The second part of Lázaro's career, stretching from the mid-1920s to his final appearances in 1950, consisted of concerts and performances in Spain, Paris, and Italy. He also made various trips to South America, where he was very popular, especially in Cuba.

His repertoire became narrower and narrower from the 1930s onwards, and his voice showed clear signs of decline. Nonetheless, he conserved some of his glory and acclaim through his zarzuela performances. During the 1930s he starred in the zarzuelas, Curro Vargas, Doña Francisquita, La Tempestad, and the Spanish operas, Bretón's La Dolores (1895), Vives' Euda d'Uriach (1934) and Gaig's El estudiante de Salamanca (1935). He officially retired from the stage in 1940, but continued to give occasional performances thereafter.

Lázaro's last performance was in Havana, Cuba in 1950 with the Marina, Aida and Rigoletto. After his retirement, he wrote two books: his autobiography, El libro de mi vida (1968, The book of my life), and Mi método de canto (1947, My singing method), a didactical work for student tenors.
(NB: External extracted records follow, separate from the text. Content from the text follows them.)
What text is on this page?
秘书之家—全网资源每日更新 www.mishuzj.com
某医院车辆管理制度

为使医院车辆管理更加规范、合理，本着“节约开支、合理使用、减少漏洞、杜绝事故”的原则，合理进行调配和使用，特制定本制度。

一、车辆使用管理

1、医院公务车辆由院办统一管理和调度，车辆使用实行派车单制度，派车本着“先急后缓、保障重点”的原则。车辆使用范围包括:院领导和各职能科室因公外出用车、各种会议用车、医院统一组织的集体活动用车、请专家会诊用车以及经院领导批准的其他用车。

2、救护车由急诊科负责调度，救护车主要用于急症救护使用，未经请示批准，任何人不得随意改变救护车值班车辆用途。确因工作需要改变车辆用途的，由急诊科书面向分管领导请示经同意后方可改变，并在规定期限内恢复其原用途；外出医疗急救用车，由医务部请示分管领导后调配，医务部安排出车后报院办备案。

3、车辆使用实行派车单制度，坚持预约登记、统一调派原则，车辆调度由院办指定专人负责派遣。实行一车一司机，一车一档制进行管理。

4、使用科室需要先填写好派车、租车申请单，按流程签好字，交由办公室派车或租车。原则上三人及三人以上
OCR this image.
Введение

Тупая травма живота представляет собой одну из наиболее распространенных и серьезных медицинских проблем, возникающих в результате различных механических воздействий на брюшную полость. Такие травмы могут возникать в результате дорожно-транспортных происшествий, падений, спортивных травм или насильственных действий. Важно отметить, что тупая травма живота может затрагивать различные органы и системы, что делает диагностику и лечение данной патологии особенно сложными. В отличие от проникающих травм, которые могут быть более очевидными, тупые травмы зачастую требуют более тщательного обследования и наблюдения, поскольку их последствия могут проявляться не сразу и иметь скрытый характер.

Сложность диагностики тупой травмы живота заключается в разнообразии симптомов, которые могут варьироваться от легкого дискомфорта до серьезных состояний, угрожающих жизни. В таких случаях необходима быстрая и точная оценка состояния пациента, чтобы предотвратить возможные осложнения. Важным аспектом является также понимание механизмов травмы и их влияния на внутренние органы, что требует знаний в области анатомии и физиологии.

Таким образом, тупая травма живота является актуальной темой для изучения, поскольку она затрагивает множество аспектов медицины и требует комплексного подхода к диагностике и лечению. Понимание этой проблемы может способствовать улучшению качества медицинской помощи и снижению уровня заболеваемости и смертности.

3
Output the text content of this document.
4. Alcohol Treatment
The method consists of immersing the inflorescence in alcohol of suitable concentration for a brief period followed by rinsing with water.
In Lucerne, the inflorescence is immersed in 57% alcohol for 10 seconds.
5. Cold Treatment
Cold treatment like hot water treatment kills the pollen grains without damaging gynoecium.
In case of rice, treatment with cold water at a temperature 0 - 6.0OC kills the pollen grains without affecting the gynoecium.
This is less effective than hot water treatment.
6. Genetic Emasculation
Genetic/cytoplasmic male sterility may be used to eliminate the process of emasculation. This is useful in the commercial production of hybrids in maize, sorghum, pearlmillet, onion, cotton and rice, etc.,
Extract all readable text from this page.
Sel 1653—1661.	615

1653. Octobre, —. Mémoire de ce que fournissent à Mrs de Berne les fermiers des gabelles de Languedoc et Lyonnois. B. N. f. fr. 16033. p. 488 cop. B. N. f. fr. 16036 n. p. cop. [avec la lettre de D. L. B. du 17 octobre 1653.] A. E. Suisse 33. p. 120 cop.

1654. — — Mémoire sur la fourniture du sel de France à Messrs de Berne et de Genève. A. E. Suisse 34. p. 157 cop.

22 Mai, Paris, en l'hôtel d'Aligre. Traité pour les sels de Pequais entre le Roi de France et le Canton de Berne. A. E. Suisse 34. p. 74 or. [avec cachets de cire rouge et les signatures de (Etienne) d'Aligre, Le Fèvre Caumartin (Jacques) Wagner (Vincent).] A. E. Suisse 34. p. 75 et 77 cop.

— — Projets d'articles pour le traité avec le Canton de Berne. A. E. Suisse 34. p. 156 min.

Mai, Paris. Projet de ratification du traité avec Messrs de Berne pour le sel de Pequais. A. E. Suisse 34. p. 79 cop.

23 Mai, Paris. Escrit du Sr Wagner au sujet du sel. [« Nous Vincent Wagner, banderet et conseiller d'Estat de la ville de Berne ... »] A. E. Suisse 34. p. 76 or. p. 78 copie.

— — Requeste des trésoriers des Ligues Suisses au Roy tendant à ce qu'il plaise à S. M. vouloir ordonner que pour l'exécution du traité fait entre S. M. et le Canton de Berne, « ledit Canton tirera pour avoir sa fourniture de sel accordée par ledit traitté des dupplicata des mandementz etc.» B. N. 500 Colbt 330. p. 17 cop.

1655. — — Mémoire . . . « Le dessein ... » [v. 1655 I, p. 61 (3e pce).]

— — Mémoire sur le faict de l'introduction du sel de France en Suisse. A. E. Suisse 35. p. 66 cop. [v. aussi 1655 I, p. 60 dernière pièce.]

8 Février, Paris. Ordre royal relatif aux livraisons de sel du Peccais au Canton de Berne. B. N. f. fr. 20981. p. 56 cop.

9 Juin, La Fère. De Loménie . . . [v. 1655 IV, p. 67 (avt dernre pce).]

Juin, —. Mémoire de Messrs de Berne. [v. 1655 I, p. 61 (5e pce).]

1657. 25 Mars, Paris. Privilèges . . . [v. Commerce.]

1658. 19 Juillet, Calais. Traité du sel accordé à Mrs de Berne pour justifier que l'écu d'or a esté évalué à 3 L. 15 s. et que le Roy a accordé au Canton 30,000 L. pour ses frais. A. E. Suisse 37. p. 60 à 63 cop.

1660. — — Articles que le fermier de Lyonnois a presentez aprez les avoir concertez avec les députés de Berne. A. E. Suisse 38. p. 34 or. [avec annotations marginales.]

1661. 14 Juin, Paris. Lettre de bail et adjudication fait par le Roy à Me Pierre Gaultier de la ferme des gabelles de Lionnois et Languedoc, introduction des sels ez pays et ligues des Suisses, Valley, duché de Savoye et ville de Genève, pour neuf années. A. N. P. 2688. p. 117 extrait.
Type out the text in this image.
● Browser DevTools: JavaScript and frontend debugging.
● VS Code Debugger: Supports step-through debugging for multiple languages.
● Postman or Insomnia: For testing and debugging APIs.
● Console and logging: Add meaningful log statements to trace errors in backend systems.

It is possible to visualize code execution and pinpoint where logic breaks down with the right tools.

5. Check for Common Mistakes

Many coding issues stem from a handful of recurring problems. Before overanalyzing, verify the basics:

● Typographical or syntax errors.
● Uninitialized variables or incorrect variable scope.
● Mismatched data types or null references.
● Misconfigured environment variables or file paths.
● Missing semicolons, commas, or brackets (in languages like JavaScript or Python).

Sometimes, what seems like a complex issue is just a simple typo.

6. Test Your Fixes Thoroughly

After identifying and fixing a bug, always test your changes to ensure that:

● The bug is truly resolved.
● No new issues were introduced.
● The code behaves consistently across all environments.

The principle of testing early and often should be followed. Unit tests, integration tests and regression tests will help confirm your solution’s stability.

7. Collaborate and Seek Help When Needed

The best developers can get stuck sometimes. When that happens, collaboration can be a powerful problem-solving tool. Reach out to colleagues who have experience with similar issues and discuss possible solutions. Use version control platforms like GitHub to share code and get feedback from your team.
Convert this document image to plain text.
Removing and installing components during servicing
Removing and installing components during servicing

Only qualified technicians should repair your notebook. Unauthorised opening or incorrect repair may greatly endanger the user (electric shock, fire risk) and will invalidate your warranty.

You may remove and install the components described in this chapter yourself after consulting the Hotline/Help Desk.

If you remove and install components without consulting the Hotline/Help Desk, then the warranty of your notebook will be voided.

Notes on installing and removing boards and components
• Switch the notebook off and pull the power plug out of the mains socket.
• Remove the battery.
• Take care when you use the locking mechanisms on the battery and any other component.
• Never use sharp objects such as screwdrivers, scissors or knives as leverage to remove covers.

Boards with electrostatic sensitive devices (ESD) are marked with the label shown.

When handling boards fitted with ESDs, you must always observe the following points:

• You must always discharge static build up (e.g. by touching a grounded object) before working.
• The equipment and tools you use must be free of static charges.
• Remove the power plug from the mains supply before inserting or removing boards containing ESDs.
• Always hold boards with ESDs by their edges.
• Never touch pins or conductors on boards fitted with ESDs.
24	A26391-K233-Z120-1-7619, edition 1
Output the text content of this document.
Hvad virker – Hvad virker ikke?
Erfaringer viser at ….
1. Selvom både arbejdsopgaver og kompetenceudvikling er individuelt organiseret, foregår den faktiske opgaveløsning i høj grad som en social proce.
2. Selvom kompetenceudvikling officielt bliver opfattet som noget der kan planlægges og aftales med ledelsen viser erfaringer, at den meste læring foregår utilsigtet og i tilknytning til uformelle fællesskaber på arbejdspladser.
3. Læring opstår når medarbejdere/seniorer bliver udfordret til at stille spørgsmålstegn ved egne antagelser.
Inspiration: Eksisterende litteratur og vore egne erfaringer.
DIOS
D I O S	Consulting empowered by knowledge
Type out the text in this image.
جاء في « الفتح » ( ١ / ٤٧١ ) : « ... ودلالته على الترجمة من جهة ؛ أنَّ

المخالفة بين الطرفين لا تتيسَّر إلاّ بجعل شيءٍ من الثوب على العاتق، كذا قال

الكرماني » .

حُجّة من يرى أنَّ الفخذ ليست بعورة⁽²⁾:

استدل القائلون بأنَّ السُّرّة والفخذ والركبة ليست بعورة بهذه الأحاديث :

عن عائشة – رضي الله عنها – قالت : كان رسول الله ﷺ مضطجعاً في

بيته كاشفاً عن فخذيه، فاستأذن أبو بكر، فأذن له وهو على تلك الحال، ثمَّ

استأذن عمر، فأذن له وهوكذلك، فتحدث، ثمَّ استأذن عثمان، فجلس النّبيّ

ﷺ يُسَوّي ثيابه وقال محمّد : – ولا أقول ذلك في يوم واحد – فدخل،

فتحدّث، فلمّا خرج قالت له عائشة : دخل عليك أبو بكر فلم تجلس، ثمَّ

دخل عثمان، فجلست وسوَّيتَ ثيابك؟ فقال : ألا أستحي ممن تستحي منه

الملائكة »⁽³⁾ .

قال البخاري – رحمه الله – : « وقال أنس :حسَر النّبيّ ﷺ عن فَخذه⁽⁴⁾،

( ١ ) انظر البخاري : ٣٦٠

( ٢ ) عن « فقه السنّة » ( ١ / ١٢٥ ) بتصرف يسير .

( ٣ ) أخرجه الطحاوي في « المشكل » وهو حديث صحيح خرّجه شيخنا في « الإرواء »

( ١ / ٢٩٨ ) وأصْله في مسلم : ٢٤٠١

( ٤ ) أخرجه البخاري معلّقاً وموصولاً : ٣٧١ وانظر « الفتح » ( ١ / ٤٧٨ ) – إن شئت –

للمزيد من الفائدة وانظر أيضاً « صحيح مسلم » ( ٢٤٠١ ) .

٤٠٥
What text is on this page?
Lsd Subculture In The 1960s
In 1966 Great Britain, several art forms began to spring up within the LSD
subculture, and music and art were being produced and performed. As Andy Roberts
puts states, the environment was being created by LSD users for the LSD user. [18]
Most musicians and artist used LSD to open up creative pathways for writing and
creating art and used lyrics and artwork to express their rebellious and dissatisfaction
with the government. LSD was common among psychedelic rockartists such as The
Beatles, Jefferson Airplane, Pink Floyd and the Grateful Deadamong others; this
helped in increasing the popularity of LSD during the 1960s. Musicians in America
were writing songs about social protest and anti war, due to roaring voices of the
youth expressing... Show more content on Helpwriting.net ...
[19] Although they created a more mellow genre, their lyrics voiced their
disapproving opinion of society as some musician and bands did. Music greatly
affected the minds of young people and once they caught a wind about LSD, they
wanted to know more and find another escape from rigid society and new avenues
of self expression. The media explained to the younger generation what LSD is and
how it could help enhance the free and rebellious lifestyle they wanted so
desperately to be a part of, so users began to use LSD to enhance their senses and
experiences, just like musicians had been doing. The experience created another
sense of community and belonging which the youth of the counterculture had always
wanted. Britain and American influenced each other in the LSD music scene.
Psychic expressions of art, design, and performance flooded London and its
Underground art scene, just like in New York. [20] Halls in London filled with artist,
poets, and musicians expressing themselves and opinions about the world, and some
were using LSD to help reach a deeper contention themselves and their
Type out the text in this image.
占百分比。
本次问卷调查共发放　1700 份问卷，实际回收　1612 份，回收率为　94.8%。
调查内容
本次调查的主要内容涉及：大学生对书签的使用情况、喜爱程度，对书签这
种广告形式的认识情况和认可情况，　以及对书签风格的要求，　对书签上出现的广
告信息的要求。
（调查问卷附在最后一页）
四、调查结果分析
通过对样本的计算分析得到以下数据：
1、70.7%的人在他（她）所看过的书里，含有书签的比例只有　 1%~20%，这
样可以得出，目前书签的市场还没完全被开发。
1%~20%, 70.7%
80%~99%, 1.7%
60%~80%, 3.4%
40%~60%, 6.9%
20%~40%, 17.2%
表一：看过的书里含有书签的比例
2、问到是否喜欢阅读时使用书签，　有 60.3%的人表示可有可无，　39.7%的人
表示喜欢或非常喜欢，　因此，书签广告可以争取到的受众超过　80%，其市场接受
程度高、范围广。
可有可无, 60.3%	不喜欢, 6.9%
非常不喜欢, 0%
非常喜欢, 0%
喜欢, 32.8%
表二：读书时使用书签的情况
He died 24 years after his last performances on May 14, 1974, in his native Barcelona. He was 87.

==Legacy==
Lázaro had a "wide-ranging, timbred, considerably vibrant, extended, bold, resilient even if slightly guttural voice," according to Paolo Padovan, with a brilliant metallic shine and a passionate approach to singing. When he sang at the Metropolitan Opera House he was overshadowed by Enrico Caruso, to whom he was compared. He also maintained a strong rivalry with Aragonese tenor Miguel Fleta.